Measurements were performed using LCLS tuned to a photon energy of 1.6 keV delivering 4 mJ into a 70 fs duration pulse at the end of the undulators. This was focused into a nominal 1.5 μm2 FWHM region using a pair of Kirkpatrick-Baez (KB) mirrors, giving a nominal power density of ~3.8 1018 W cm‒2 or 1013 photons per pulse assuming no beamline losses. Comparison of measured and calculated from known scattering objects indicate that the actual power density may differ from this estimate by a factor of 10. This is due to three combined effect of overfilling of the focusing optics, carbon contamination on the KB mirrors increasing mirror roughness (reducing reflectivity), and a less-than-perfect focal spot size due to carbon contamination distorting the KB mirrors (increasing effective focal spot size).
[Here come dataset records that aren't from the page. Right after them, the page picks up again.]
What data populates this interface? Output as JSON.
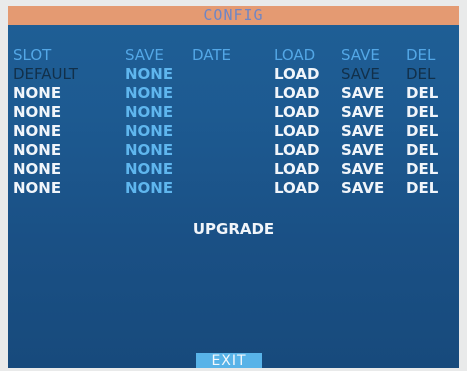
{
  "title": "CONFIG",
  "headers": {
    "slot": "SLOT",
    "save": "SAVE",
    "date": "DATE",
    "load": "LOAD",
    "save2": "SAVE",
    "del": "DEL"
  },
  "rows": [
    {
      "slot": "DEFAULT",
      "save": "NONE",
      "date": "",
      "load": "LOAD",
      "save2": "SAVE",
      "del": "DEL"
    },
    {
      "slot": "NONE",
      "save": "NONE",
      "date": "",
      "load": "LOAD",
      "save2": "SAVE",
      "del": "DEL"
    },
    {
      "slot": "NONE",
      "save": "NONE",
      "date": "",
      "load": "LOAD",
      "save2": "SAVE",
      "del": "DEL"
    },
    {
      "slot": "NONE",
      "save": "NONE",
      "date": "",
      "load": "LOAD",
      "save2": "SAVE",
      "del": "DEL"
    },
    {
      "slot": "NONE",
      "save": "NONE",
      "date": "",
      "load": "LOAD",
      "save2": "SAVE",
      "del": "DEL"
    },
    {
      "slot": "NONE",
      "save": "NONE",
      "date": "",
      "load": "LOAD",
      "save2": "SAVE",
      "del": "DEL"
    },
    {
      "slot": "NONE",
      "save": "NONE",
      "date": "",
      "load": "LOAD",
      "save2": "SAVE",
      "del": "DEL"
    }
  ],
  "upgrade_label": "UPGRADE",
  "exit_label": "EXIT",
  "colors": {
    "title_bar": "#e49a72",
    "background": "#1d5a91",
    "header_text": "#53a7e6",
    "value_text": "#5fb6ee",
    "selected_text": "#12304a",
    "exit_button": "#58b3e8"
  }
}
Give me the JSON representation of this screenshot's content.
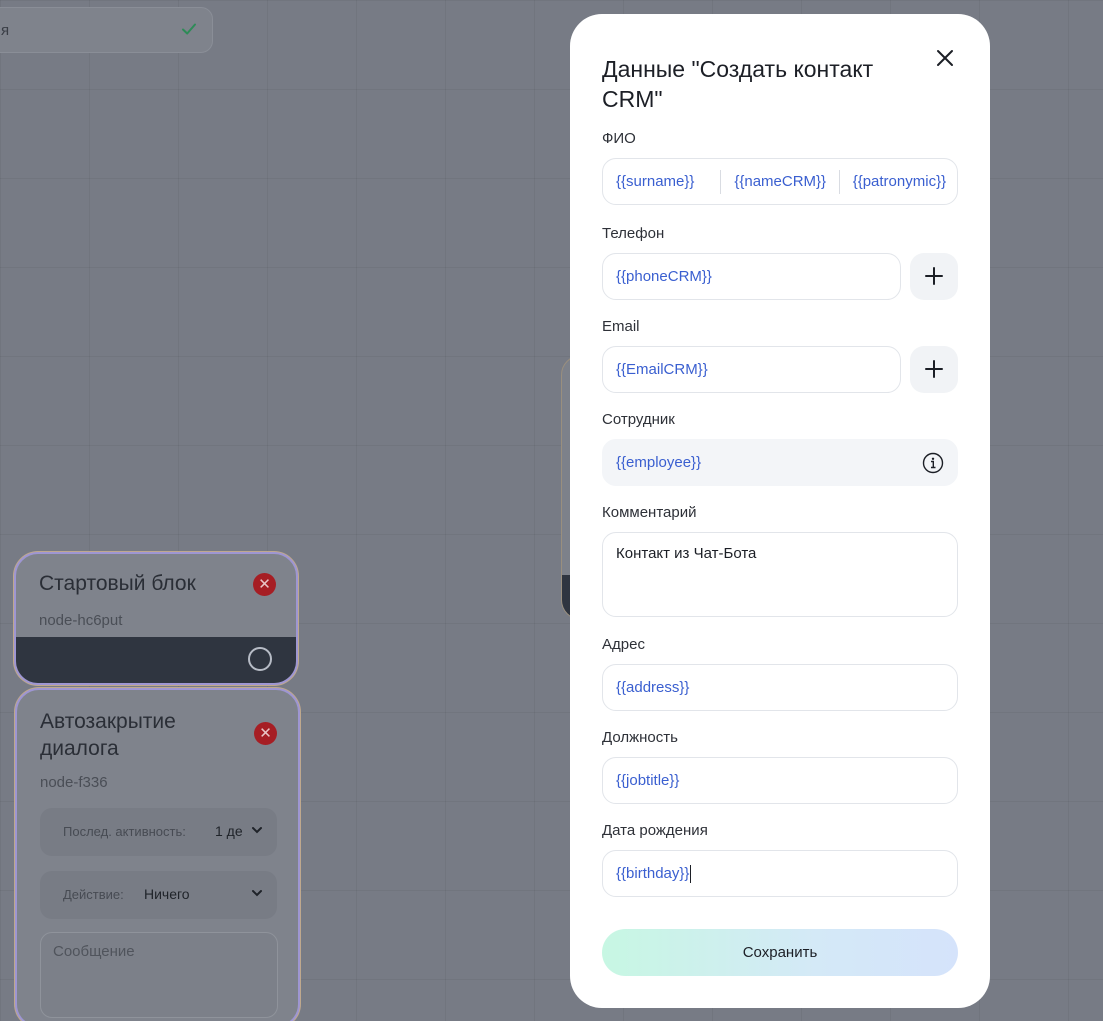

The photon energy was selected by considering the highest achievable resolution, while remaining below the silicon absorption edge at 1.8 keV. At photon energies above the silicon K-edge of 1.8 keV, the silicon beam conditioning apertures’ fluorescence increases the background. A series of silicon apertures, including a post-sample aperture, were used to limit the amount of background scatter incident on the detectors from the beamline. Three 1 mm×1 mm Si3N4 apertures were used to reduce low q scatter. The first two apertures were positioned laterally to the beam to form a small rectangle, with the third aperture used to clean up diffraction from the first two. The first two apertures were separated by 5 cm, with the third aperture separated by 10 cm. Additionally the third aperture was 10 cm away from the focus. A large round aluminum post sample aperture was used to block high q scatter. It was located 2.4 cm downstream of the sample with a diameter of 4 cm.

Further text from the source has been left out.